The lack of effective targeted therapies for most sarcomas may be partially addressed by augmenting the limited available knowledge of the mutational landscape of mesenchymal tumors, which are much less studied compared with epithelial and neural-derived cancers. To date, genomic studies in sarcoma, such as those coordinated through The Cancer Genome Atlas (TCGA), have been limited by small size, a focus on early-stage disease, few histologies (e.g., liposarcoma, leiomyosarcoma, osteosarcoma), and scant clinical outcomes data15,16,17,18,19,20,21,22,23,24,25,26,27.
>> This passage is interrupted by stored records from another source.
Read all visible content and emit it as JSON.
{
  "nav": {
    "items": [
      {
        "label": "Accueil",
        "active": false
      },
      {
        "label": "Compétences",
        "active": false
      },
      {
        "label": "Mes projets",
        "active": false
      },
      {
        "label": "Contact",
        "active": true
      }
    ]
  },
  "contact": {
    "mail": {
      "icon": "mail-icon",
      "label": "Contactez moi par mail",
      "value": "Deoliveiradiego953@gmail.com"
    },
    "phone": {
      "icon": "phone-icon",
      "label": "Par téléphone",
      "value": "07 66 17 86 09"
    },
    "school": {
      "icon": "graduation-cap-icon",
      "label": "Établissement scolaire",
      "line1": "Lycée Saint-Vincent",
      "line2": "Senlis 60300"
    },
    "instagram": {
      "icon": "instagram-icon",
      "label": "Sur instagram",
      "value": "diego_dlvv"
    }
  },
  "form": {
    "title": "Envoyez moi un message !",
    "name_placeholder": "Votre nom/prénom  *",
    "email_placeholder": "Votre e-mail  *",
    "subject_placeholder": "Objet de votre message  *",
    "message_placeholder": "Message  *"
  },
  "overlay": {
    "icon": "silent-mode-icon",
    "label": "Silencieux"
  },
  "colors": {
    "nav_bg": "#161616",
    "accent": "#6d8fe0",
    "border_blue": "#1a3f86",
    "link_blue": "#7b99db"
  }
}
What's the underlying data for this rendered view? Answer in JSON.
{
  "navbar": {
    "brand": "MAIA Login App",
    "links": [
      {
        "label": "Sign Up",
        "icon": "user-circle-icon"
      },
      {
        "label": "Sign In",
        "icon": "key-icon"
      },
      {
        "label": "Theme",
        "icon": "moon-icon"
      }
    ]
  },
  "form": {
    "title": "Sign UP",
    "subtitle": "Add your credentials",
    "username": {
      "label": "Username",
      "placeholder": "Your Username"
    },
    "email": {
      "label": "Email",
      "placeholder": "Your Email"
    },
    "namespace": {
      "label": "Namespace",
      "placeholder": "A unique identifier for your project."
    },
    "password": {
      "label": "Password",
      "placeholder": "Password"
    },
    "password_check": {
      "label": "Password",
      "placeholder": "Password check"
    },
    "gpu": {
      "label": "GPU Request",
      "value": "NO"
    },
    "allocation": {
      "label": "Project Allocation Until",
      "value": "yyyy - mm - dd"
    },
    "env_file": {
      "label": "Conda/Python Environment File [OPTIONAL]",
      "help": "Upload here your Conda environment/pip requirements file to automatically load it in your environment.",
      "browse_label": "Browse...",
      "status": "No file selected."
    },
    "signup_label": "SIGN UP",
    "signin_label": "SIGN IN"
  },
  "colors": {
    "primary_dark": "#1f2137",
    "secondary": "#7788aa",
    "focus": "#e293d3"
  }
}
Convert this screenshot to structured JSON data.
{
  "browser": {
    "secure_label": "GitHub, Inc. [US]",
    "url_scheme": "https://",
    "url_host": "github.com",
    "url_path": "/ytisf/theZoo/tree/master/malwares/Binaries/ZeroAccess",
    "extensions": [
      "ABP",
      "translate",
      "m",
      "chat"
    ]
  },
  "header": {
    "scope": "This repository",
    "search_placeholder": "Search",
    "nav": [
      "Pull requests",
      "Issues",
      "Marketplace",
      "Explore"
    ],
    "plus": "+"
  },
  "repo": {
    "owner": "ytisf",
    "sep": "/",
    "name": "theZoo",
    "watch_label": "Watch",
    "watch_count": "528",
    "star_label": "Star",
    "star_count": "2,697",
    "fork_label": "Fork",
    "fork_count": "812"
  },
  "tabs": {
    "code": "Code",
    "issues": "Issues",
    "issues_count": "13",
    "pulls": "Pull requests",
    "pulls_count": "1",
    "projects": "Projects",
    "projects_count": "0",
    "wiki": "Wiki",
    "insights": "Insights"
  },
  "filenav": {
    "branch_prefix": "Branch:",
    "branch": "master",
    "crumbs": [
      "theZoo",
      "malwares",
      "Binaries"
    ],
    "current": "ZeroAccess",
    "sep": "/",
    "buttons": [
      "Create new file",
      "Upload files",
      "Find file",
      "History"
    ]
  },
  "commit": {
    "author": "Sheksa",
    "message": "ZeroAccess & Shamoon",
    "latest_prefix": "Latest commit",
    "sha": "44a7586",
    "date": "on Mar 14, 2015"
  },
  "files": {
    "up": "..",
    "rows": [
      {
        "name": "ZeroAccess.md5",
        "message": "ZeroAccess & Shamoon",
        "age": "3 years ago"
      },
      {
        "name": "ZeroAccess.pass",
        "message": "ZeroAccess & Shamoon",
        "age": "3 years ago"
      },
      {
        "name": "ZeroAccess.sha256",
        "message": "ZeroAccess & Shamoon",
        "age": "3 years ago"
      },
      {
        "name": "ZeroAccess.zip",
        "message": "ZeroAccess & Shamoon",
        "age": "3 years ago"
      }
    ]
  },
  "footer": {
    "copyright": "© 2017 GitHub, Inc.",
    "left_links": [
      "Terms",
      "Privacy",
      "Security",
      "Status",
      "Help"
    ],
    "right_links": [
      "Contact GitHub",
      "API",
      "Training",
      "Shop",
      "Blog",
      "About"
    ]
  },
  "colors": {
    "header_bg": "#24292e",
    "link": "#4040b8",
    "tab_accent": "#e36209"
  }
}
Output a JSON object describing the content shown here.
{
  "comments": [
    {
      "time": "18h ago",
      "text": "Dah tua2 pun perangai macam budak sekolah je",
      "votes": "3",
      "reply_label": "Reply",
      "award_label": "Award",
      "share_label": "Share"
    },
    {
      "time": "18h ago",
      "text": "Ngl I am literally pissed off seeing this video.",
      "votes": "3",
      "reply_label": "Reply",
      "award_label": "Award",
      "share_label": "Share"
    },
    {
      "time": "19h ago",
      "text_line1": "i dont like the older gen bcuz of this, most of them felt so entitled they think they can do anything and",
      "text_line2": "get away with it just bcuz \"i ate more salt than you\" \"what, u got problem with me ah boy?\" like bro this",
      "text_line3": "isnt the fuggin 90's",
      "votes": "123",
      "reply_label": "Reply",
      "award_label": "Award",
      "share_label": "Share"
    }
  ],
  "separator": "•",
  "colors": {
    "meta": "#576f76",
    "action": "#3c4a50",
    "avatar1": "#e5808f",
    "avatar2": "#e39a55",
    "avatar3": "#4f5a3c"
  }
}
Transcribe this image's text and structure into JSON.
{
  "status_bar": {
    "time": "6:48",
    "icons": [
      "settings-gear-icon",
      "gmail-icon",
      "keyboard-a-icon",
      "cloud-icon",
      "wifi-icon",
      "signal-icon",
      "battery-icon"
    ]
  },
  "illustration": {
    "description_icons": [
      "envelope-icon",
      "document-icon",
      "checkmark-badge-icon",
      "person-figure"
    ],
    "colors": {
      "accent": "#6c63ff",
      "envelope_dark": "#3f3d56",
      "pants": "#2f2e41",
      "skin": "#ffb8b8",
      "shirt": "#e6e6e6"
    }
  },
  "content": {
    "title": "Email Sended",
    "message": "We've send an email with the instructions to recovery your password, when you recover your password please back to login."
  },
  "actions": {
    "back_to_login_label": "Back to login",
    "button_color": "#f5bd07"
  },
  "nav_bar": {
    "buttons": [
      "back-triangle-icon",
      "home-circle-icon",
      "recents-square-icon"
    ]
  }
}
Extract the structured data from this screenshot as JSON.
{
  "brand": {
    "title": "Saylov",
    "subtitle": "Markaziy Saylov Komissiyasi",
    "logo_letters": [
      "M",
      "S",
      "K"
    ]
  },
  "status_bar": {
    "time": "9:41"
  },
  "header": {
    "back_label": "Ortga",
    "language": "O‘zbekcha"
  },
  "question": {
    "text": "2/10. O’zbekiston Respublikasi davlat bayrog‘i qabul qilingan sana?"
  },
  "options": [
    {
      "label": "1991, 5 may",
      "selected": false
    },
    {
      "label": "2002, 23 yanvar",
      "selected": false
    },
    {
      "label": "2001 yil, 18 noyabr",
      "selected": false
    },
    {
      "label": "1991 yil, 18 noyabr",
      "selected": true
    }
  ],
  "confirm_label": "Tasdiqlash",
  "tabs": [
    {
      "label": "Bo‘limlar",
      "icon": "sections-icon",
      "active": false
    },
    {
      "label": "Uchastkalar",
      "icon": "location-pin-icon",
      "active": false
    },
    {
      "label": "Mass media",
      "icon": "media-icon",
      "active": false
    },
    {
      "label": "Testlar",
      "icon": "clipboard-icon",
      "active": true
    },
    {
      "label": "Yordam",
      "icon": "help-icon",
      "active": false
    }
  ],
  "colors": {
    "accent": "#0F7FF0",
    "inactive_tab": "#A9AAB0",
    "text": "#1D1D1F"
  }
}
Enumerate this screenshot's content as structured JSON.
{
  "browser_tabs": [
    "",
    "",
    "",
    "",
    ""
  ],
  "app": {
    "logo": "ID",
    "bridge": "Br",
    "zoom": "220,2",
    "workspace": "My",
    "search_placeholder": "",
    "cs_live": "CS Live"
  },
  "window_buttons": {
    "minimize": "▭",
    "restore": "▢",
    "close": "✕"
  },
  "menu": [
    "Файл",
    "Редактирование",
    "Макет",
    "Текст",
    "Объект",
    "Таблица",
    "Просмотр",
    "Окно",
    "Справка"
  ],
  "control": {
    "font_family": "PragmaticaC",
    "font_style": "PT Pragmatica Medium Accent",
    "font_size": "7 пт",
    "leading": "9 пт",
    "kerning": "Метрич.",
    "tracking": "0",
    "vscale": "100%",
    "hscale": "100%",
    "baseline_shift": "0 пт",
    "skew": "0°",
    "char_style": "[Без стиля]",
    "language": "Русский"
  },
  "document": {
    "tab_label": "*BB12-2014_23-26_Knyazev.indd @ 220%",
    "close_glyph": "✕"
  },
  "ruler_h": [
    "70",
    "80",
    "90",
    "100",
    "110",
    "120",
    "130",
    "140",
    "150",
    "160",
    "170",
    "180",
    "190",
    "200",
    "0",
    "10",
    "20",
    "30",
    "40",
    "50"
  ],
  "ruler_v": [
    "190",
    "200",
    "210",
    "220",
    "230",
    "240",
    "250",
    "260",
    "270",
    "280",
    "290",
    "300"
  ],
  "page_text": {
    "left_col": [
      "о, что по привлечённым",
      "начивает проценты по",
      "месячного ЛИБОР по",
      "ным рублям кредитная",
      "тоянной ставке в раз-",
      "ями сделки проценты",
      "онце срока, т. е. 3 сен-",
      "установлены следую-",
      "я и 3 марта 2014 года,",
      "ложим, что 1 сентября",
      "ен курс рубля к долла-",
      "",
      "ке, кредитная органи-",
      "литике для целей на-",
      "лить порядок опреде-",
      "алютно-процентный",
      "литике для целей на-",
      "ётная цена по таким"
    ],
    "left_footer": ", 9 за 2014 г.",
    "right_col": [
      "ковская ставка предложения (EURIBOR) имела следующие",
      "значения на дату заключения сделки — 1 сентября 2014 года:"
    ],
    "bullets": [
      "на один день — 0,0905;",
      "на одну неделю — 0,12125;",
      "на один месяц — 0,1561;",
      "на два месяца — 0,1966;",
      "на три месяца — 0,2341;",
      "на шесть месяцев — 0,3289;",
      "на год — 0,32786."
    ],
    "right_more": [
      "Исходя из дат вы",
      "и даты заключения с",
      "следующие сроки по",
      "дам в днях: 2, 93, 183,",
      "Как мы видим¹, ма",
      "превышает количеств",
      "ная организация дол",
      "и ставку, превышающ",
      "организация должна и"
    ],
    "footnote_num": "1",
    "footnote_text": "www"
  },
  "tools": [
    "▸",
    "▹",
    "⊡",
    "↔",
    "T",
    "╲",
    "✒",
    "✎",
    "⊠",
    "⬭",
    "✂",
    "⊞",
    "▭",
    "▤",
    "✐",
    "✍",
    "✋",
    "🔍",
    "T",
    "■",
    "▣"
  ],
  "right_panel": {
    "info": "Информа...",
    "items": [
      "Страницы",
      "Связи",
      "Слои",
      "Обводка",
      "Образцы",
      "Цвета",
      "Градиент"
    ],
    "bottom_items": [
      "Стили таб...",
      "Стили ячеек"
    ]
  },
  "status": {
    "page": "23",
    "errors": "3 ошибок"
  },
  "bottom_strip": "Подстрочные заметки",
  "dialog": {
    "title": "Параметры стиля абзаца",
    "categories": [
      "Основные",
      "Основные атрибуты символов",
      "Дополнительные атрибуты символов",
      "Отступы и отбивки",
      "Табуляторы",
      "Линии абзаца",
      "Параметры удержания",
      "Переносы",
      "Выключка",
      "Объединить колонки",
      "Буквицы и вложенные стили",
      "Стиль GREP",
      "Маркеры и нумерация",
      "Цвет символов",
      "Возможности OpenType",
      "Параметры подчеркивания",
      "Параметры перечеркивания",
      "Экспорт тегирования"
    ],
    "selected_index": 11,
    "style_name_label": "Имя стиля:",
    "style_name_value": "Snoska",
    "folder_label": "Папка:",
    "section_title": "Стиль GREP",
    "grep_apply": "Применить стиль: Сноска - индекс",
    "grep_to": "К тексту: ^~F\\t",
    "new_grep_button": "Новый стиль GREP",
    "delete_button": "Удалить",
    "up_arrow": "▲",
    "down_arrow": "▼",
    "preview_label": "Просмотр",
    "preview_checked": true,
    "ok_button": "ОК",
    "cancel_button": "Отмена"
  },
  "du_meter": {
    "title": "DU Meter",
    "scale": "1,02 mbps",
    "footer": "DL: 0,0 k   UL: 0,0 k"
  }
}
In this work, we illustrate the genomic landscape in 7494 patients spanning 44 distinct sarcoma subtypes, revealing the potential clinical utility of targeted next-generation sequencing in diagnosis, prognosis, and management of connective tissue malignancies.

Results

Patient cohort

From 2012 to 2018, 7494 patients diagnosed with sarcoma consented to tumor profiling to help inform clinical management of their disease. Tumor tissue (without normal tissue) was profiled by massively parallel, next-generation sequencing (NGS) of 465 genes, select introns of 31 genes involved in rearrangements, and RNA sequencing (cDNA) of 333 commonly rearranged genes to better identify de novo and rare gene fusions28 using the FoundationOne HEMETM platform (Supplementary Table S1). Soft tissue, bone, and “other” sarcomas represented 81.0% (n = 6067), 14.7% (n = 1105), and 4.3% (322) of the sequenced tumors, respectively, with the most common types being sarcoma, not otherwise specified (NOS) (17.2%) and leiomyosarcoma (LMS) (12.7%) (Fig. 1a; individual sample data in Supplementary Data 1). Based on well-established criteria, we broadly categorized sarcomas as either translocation-associated (n = 1724, 23.0%) or genomically complex and other which either display multiple, complex karyotypes with no specific patterns or harbor specific, recurring alterations (n = 5770, 77.0%)1,2,29 (Supplementary Table S2). Patients’ median age was 53 years (range <1–89 years) and 53.4% were female. Pediatric, adolescent, and young adult (P-AYA) patients, defined as age ≤30 years, constituted 21.8% (1636/7494) of the cohort. Age distribution varied among sarcoma types (Fig. 1b). The mean computational tumor purity was 56.5% and specimens were sequenced to a median depth of 704X (interquartile range [IQR] 515–798X). An average of 3.8 known or likely pathogenic genomic alterations were identified per patient. A total of 28,546 known or likely pathogenic variants (11,536 non-synonymous single nucleotide variants [SNVs]/indels, 13,239 copy number alterations, and 3771 rearrangements) were detected (Supplementary Fig. S1; individual variant calls in Supplementary Data 1). No known or likely pathogenic alterations were detected in 226 (3.0%) samples using this gene panel. Variants of unknown significance were excluded from analyses.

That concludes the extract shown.